All this being said, the temp agencies that I've interviewed at seemed more interested in me "getting famous" and "seeing [me] at the Oscars someday" than actually getting me temp work. Thanks for the support guys, but can you just throw me into an office a few days a week for now and we'll cover the acceptance speeches later in the program? Come to think of it, maybe they're all part of the plan (the "master plan" that is), and that plan leaves me broke and living off of peanut butter and tuna fish, losing 20 pounds and then getting a role on the next hit HBO show. So maybe I will thank them for not putting me in with the good, working people of New York City, but leaving me home on the couch watching old movies and eating ketchup soup....Or maybe I could use the cash.

Bottom line, I'm tired and nervous about this change. I'm also nervous for the half marathon I'm running next Sunday...I wish someone would pay me to do that. But I guess that's why they call them "hobbies". I don't know, I call it my "run so much that you can eat whatever you want" plan. Okay, going to email myself some promising Craigslist postings while the Trader Joe's frozen peas ice my aching feet. Goodnight blogland.

Monday, March 8, 2010

First Assignment

So, backstory postponed for now because I am currently at my first temp assignment and feel the need to document this groundbreaking event. So lame. That being said, I am literally getting paid to do nothing right now. Granted, they're not paying me much to do nothing, but I'm doing exactly what I normally do on Monday afternoons so it's hardly an inconvenience to be here. It's worth the $12 an hour. The assignment for today is to sit here, at Paul's desk (Paul is an asian intern at this particular ad agency) and appear busy. I am NOT kidding. There is, or so they tell me, a very important client meeting going on about 25 feet to my left and this agency actually hired temps to make them look busy for this client. My first temp assignment is essentially an acting job!

From what I hear about the working world, this is a pretty sweet set up. I'm sitting next to a window with a view of both the Williamsburg and Manhattan bridges, and I'm allowed to wear jeans. When I sit at home on Monday afternoons I'm usually wearing jeans, surfing the same casting websites, but stuck in a tiny little box with a view of, uhh, the building across the street. So I'm okay with this set up. In an attempt at being productive, and a risky move if any of these "clients" came over and saw what was on my computer screen, I'm perusing craigslist for catering jobs and market research studies. I'm really trying to quit my waitressing job in the next few weeks, but I have to make sure that I'll be able to make enough money with my new plan first. With today's job I'll be able to pay my share of the electric bill for the month, so ummm, that's a start.

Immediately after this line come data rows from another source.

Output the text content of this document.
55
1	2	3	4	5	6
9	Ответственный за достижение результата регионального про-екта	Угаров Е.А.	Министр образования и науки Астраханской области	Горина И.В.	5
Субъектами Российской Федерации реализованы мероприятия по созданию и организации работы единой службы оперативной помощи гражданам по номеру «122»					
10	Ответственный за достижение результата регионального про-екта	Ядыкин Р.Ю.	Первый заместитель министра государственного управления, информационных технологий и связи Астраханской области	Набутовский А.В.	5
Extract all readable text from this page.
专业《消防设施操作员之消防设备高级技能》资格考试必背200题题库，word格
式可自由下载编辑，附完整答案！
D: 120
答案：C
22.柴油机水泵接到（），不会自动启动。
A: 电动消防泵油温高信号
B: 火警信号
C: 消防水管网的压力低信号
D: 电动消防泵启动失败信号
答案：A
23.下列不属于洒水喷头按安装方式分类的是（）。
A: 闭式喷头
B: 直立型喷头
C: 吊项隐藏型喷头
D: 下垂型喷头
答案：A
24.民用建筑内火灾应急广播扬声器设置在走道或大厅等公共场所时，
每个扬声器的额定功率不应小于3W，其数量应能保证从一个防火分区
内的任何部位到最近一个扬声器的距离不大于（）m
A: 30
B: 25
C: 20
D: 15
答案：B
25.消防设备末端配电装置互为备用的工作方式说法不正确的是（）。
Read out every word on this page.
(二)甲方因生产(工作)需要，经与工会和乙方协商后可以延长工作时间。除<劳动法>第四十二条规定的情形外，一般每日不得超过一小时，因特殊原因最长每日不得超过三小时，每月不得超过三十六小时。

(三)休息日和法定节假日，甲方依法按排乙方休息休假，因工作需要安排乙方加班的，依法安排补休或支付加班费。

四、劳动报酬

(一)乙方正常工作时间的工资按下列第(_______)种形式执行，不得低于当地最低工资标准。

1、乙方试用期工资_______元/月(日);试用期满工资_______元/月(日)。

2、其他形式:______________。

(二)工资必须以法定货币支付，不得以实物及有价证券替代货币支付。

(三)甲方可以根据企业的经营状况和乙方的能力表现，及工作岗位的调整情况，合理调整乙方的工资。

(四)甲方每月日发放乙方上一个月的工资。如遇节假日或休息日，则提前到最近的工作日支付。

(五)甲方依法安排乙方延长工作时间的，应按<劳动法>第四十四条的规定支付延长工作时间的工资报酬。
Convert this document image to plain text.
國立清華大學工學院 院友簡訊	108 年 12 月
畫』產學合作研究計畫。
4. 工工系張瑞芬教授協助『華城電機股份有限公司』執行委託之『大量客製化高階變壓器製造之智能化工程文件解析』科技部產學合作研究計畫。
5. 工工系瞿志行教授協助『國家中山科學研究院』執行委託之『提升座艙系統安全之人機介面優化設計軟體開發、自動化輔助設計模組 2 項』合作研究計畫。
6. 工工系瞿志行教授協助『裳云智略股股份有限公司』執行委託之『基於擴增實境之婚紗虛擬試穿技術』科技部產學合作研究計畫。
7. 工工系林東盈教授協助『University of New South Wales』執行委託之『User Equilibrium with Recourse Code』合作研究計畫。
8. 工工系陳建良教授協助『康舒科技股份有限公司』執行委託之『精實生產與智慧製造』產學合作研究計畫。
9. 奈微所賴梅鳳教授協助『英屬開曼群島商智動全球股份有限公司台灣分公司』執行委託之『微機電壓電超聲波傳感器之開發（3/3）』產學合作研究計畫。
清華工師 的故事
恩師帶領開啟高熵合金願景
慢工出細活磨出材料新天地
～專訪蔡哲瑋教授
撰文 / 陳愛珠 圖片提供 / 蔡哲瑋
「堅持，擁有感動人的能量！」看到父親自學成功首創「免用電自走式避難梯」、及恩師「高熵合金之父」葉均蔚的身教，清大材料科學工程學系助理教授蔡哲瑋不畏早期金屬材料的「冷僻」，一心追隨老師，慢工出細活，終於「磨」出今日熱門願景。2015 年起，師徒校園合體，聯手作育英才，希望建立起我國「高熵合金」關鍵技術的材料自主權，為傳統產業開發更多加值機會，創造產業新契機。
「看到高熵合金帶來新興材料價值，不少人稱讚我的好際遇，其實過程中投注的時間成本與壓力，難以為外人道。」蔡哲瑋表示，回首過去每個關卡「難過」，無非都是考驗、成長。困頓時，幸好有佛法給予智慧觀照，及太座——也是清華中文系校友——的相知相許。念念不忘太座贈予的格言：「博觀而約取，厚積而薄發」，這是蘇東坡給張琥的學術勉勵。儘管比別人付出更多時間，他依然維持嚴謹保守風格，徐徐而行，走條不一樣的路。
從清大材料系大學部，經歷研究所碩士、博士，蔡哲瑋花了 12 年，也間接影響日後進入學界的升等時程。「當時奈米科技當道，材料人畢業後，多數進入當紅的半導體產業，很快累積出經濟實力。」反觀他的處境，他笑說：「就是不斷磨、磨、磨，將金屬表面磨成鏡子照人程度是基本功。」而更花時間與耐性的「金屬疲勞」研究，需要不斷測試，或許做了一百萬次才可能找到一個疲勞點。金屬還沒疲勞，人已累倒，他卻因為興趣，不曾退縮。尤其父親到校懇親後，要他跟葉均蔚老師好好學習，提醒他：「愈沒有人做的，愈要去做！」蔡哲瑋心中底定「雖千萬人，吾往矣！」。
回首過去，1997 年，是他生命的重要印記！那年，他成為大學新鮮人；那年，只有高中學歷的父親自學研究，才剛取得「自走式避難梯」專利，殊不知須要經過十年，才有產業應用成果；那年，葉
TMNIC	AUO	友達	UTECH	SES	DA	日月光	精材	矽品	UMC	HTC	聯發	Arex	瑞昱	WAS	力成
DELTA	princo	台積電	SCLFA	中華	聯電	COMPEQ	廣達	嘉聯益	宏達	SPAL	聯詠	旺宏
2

I've literally been told NOTHING about this company that I'm pretending to work for. If someone came up to me and asked what I did I was told to say that I'm an intern in account management. Whaaa? Additionally, I just heard a champagne cork. It seems that the clients have left and there's a celebratory drinking ceremony going on. It would appear that Mad Men's depiction of the advertising world, although dated, is accurate on the drinking front. Some guy just said, "let's get the beer out". I'm starting to rethink my whole plan about being an actress. Maybe I'll apply for a job here. I love day drinking! There's a guy in a sweatshirt drinking a Heineken, why don't I work here?

So intern Paul just came back and asked when he can have his computer back...oh intern Paul, I don't know! I'm getting paid for nothing, but the one thing I DO know is that I have to get that timesheet signed, and you better believe that I'm not giving you your desk/computer back until that lady comes back and signs off on my being here.

I suppose I should sign off for now, but I'll come back and post some backstory later. The first step in the direction of my new life is almost complete, and I didn't even have to wear a pantsuit. Athankyouuuu.

Now I'm going to try and get someone to offer me a drink. Ciao!